By Jenny Wiggins in New York Published: March 21 2004 17:11 | Last Updated: March 21 2004 17:11

Inter-dealer brokers have started to trade credit indices online, helping attempts to increase liquidity in the credit derivatives market.

The emergence of two benchmark indices in the credit derivatives market over the past year has been a huge boon for the derivatives business because it has given investors a simple way of getting in and out of a very complex market.

The indices, known as "iBoxx" and "Trac-x", compile credit default swaps for different companies and are considered a form of "easy entry" to the market, said Andy Brindle, head of credit derivatives for JP Morgan.

Creditex, which started making markets in the indices online in New York last week, says it has seen as many as 30 trades per day and as much as $750m of daily notional volume. It already claims a 25 per cent market share of the credit indices inter-dealer market.

"We were not expecting the take-up to be this fast and this aggressive," said Creditex chief executive Sunil Hirani.

One trader at a big investment bank said that he was pleased to see Creditex trading indices online because its broker-dealer services were much cheaper than traditional broker-dealers. He said that the cost of a transaction online could be $500, as opposed to $2,500 through a voice broker.

Trading derivatives, like other debt products, has always been difficult and costly for investors because the trades are conducted in "over-the-counter" markets - over the phone and via computer - rather than on exchanges, like stocks.

Dealers who have tried to improve liquidity by making markets in individual corporate bonds and derivatives online have struggled.

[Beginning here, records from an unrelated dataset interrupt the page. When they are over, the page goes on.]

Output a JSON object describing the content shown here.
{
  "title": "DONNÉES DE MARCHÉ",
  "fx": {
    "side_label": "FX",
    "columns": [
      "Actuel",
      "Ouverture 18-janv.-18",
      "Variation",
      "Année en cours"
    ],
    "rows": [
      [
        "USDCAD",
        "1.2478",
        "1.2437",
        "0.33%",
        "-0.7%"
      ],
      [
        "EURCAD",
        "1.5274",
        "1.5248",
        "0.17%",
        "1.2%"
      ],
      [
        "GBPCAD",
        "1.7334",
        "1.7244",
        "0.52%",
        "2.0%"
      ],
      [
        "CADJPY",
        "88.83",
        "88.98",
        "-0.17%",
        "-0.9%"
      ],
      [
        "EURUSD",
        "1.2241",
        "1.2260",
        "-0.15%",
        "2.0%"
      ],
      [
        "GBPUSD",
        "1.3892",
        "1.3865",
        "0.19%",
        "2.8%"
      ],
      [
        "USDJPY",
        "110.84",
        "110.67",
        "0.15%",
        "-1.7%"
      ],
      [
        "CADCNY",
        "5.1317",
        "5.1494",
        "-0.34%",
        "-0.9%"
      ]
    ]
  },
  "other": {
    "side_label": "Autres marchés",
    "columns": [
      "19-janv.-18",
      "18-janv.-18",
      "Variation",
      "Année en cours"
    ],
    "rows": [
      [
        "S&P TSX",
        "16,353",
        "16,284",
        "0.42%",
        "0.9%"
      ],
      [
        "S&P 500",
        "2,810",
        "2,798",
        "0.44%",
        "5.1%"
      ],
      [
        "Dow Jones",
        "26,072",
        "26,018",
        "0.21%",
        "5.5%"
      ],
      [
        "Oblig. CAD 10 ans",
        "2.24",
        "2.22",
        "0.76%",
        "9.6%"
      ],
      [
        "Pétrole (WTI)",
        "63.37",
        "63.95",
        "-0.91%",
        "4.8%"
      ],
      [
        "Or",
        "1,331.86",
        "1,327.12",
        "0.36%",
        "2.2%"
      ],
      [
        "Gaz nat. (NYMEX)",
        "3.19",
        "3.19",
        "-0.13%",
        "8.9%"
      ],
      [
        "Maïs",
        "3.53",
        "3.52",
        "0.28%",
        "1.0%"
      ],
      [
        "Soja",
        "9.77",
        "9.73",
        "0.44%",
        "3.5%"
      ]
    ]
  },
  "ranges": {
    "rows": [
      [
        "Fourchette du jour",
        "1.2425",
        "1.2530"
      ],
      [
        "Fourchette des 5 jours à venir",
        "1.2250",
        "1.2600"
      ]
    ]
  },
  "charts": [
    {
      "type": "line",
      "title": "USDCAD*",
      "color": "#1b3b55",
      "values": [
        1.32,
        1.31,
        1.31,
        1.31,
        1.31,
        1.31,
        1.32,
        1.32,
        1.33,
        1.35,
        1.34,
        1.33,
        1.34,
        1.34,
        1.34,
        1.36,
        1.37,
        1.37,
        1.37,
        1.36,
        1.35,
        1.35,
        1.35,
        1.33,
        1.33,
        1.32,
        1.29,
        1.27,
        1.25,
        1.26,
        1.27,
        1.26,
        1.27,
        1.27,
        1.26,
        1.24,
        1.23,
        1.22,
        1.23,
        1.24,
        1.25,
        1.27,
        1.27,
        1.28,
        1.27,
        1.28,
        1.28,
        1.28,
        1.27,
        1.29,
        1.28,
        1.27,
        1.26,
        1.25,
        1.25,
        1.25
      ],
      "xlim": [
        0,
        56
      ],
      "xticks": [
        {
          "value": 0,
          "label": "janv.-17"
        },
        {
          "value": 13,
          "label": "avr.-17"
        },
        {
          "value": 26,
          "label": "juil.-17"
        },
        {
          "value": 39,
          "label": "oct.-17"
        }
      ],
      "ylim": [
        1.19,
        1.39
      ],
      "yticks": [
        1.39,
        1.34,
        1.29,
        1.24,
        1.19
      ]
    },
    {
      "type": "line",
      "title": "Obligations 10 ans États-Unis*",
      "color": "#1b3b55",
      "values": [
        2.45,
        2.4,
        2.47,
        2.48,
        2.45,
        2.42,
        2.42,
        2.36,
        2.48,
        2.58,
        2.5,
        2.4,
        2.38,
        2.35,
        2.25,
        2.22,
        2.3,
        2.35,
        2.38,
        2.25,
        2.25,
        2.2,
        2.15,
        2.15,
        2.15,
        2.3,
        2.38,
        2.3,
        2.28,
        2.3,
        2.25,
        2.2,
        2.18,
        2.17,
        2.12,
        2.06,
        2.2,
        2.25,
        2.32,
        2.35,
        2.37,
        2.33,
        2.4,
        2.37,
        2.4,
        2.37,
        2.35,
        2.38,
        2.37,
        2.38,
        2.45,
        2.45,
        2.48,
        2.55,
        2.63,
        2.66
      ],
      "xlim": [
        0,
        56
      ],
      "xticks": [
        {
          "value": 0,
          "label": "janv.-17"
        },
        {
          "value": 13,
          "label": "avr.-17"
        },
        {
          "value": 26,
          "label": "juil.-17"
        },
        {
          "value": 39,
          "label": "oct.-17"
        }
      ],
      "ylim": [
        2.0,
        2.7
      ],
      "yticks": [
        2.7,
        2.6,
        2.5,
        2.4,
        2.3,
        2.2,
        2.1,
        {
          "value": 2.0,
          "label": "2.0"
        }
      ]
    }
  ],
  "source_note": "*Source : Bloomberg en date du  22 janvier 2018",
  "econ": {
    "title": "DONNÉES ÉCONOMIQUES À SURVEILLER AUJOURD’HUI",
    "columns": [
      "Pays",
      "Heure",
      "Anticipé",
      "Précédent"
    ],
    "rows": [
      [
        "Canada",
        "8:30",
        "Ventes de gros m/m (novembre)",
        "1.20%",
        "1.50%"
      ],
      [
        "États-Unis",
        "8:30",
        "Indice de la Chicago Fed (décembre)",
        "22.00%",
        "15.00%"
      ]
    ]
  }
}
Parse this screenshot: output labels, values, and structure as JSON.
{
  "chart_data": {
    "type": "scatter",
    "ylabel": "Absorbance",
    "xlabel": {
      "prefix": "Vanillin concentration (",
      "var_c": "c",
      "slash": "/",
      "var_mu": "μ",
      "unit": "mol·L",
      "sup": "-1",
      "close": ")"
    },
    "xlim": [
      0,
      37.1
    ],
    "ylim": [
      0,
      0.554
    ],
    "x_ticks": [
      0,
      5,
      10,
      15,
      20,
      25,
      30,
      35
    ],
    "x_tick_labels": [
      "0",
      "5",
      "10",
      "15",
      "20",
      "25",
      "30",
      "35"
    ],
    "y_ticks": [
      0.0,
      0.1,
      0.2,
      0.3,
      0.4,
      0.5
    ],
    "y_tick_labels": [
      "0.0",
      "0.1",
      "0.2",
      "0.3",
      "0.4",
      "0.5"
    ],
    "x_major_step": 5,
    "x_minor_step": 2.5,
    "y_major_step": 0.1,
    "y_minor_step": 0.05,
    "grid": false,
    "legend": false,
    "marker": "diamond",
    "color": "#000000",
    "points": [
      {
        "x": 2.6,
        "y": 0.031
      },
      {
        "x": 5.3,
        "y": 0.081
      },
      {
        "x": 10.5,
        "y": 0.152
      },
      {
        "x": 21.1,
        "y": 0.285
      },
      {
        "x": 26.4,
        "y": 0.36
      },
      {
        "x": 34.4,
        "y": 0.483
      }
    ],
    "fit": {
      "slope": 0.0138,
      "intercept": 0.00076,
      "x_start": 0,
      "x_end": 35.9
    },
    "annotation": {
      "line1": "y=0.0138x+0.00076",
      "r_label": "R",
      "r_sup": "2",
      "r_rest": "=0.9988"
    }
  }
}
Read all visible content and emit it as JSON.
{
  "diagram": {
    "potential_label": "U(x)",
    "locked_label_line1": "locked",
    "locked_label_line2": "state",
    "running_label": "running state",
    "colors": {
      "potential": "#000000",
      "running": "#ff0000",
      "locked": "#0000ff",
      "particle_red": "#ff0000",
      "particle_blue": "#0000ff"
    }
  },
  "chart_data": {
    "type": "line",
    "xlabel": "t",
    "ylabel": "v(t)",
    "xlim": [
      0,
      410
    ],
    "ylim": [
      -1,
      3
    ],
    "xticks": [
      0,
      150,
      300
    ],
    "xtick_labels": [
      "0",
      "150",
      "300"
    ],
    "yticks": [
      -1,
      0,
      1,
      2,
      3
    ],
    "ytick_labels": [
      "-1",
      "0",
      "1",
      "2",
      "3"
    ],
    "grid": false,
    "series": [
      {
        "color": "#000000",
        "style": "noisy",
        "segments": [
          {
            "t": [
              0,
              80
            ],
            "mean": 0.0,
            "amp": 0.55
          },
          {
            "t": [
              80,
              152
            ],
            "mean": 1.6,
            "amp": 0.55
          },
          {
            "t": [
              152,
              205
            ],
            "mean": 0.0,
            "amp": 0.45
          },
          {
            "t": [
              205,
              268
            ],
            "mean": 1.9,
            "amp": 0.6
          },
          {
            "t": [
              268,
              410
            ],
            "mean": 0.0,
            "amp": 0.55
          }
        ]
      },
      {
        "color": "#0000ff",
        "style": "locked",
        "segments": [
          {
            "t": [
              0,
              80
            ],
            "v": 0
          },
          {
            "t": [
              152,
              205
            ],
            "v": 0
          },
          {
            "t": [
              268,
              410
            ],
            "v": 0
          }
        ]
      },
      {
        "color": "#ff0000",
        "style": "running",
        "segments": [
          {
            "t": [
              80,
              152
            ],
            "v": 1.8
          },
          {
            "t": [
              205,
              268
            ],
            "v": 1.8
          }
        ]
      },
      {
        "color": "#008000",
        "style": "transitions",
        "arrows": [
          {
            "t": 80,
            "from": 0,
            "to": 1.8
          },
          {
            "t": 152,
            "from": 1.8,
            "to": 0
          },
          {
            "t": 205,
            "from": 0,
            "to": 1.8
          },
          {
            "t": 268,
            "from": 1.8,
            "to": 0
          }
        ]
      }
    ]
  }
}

But strong investor interest in the credit derivatives indices has given online broker-dealers fresh hope.

Analysts said that the emergence of online trading for derivatives indices could help the derivative market's liquidity in the short term, but that it would receive a bigger boost if its products were traded on an exchange.

"Market participants would [then] have the ability to trade electronically anyway," said Adam Josephson, an analyst at Celent Communications.

IBoxx and Trac-X, which were set up by different groups of securities dealers, are trying to obtain access to exchanges but negotiations have been hampered by merger discussions between the two index groups.

GFI, the largest inter-dealer credit derivatives broker and a competitor to Creditex, said it also offered investors the ability to trade indices online.